Asteroid vs EarthTitle: Asteroid vs. Earth (2014)
Director: Christopher Ray
Runtime: 91 minutes

An elite team of scientists race against time when a torrential storm of giant meteors threatens to annihilate all life on Earth. The hot shot scientist that comes up with the plan to save us all involves triggering several massive earthquakes to move the planet out of the way of an incoming asteroid. Their plan, I have to say, is abysmal and leaves the Earth in just as much ruin as if they’d let the asteroid hit it. This is not great sci-fi. It’s a fun disaster flick if you’ve never taken a basic science class in high school, but their plan broke me so very hard into the start of this film that I sat in a kind of broken silence through the rest of it. I will say this last thing for the plot, anyone who thinks Armageddon’s plan to deal with asteroids was unrealistic needs to watch Asteroid vs. Earth and then reassess that, because, wow…

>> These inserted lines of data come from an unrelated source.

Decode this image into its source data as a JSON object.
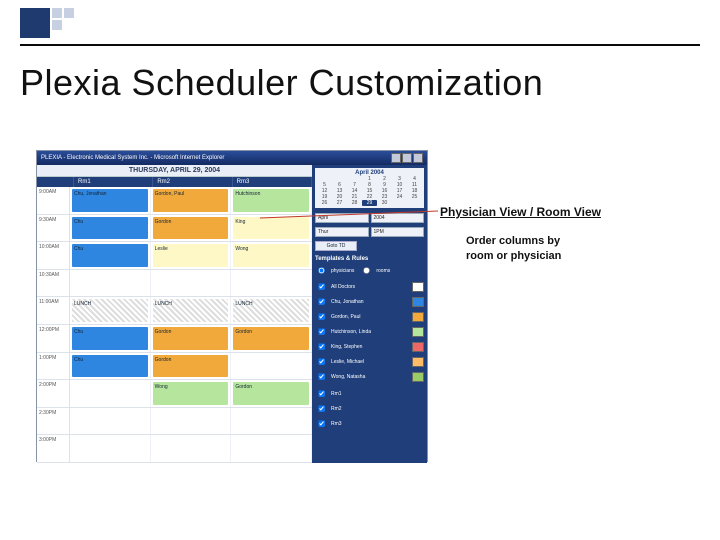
{
  "slide": {
    "title": "Plexia Scheduler Customization"
  },
  "annotation": {
    "heading": "Physician View / Room View",
    "body_line1": "Order columns by",
    "body_line2": "room or physician"
  },
  "window": {
    "title": "PLEXIA - Electronic Medical System Inc. - Microsoft Internet Explorer"
  },
  "scheduler": {
    "date": "THURSDAY, APRIL 29, 2004",
    "columns": [
      "Rm1",
      "Rm2",
      "Rm3"
    ],
    "timeslots": [
      "9:00AM",
      "9:30AM",
      "10:00AM",
      "10:30AM",
      "11:00AM",
      "12:00PM",
      "1:00PM",
      "2:00PM",
      "2:30PM",
      "3:00PM"
    ]
  },
  "calendar": {
    "month_label": "April 2004",
    "weeks": [
      [
        "",
        "",
        "",
        "1",
        "2",
        "3",
        "4"
      ],
      [
        "5",
        "6",
        "7",
        "8",
        "9",
        "10",
        "11"
      ],
      [
        "12",
        "13",
        "14",
        "15",
        "16",
        "17",
        "18"
      ],
      [
        "19",
        "20",
        "21",
        "22",
        "23",
        "24",
        "25"
      ],
      [
        "26",
        "27",
        "28",
        "29",
        "30",
        "",
        ""
      ]
    ],
    "today": "29",
    "month_select": "April",
    "year_select": "2004",
    "day_select": "Thur",
    "meridiem_select": "1PM",
    "go_label": "Goto TD"
  },
  "panel": {
    "section_label": "Templates & Rules",
    "view_options": {
      "opt1": "physicians",
      "opt2": "rooms"
    },
    "doctors": [
      {
        "name": "All Doctors",
        "color": "#ffffff"
      },
      {
        "name": "Chu, Jonathan",
        "color": "#2f86e0"
      },
      {
        "name": "Gordon, Paul",
        "color": "#f2a93c"
      },
      {
        "name": "Hutchinson, Linda",
        "color": "#b6e69e"
      },
      {
        "name": "King, Stephen",
        "color": "#e66"
      },
      {
        "name": "Leslie, Michael",
        "color": "#fb6"
      },
      {
        "name": "Wong, Natasha",
        "color": "#9c6"
      }
    ],
    "rooms": [
      {
        "name": "Rm1"
      },
      {
        "name": "Rm2"
      },
      {
        "name": "Rm3"
      }
    ]
  },
  "appointments": {
    "a1": "Chu, Jonathan",
    "a2": "Gordon, Paul",
    "a3": "Hutchinson",
    "a4": "Chu",
    "a5": "Gordon",
    "a6": "King",
    "a7": "Chu",
    "a8": "Leslie",
    "a9": "Wong",
    "lunch1": "LUNCH",
    "lunch2": "LUNCH",
    "lunch3": "LUNCH",
    "a10": "Chu",
    "a11": "Gordon",
    "a12": "Gordon",
    "a13": "Chu",
    "a14": "Gordon",
    "a15": "Wong",
    "a16": "Gordon"
  }
}
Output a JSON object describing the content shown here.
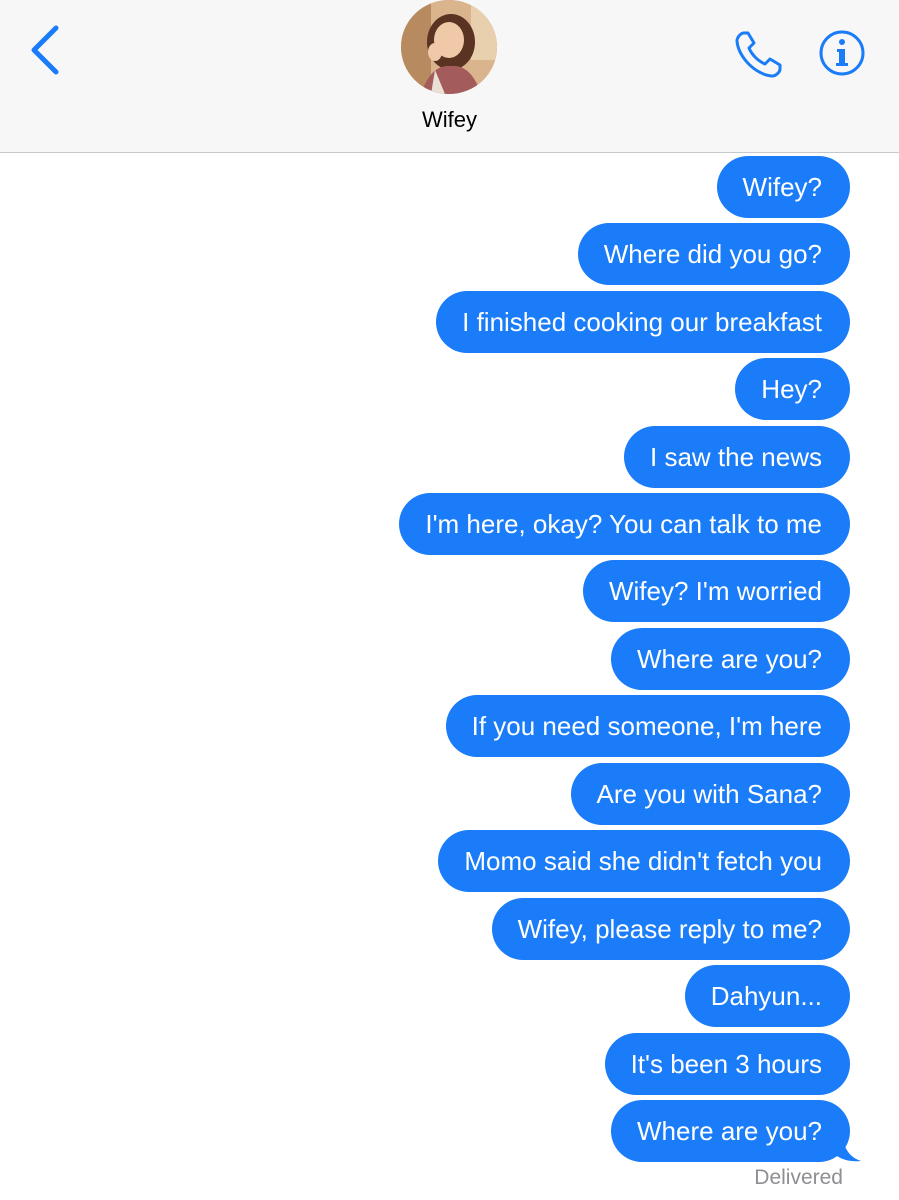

Half of my fun with this film was the fact that Tim Russ (Tuvok from Star Trek Voyager) Robert Davi (one of the brothers in The Goonies, and Sanchez in License to Kill), and Tia Carrere (True Lies and Wayne’s World) try their best to make this work even with the lackluster material playing against them. Davi probably has the least amount to do as he’s stuck in a situation room through most of it, but Tia Carrere and Tim Russ both have to sell some questionable scenes on a submarine set that never quite feels like it belongs in a submarine, and just barely on an actual ocean-going vessel.

The effects in this aren’t half bad. Some of the more practical shots are actually what work against the CG effects. There’s some good cinematography going on instead of the shoddy, over-the-shoulder shots you usually get from the quickly filmed productions. The actors I mentioned earlier really try their damnedest to sell this, but Asteroid vs. Earth is one of those films you watch while there are crazy kids around you on a Saturday, and don’t care what’s on in front of you.

I really went in expecting something, at the very least, palatable, but this goes beyond train wreck, and by the end of it I was hoping their ridiculous plan wouldn’t work just because it was that ill-conceived. There have been much better Asylum films than this one, and unfortunately I’m sure there are worse ones I’ve yet to review for the month. The only reason I even rate this as high as I do is because of the effort put in to making the film look decent, plus Russ, Davi, and Carrere’s inclusion in the cast.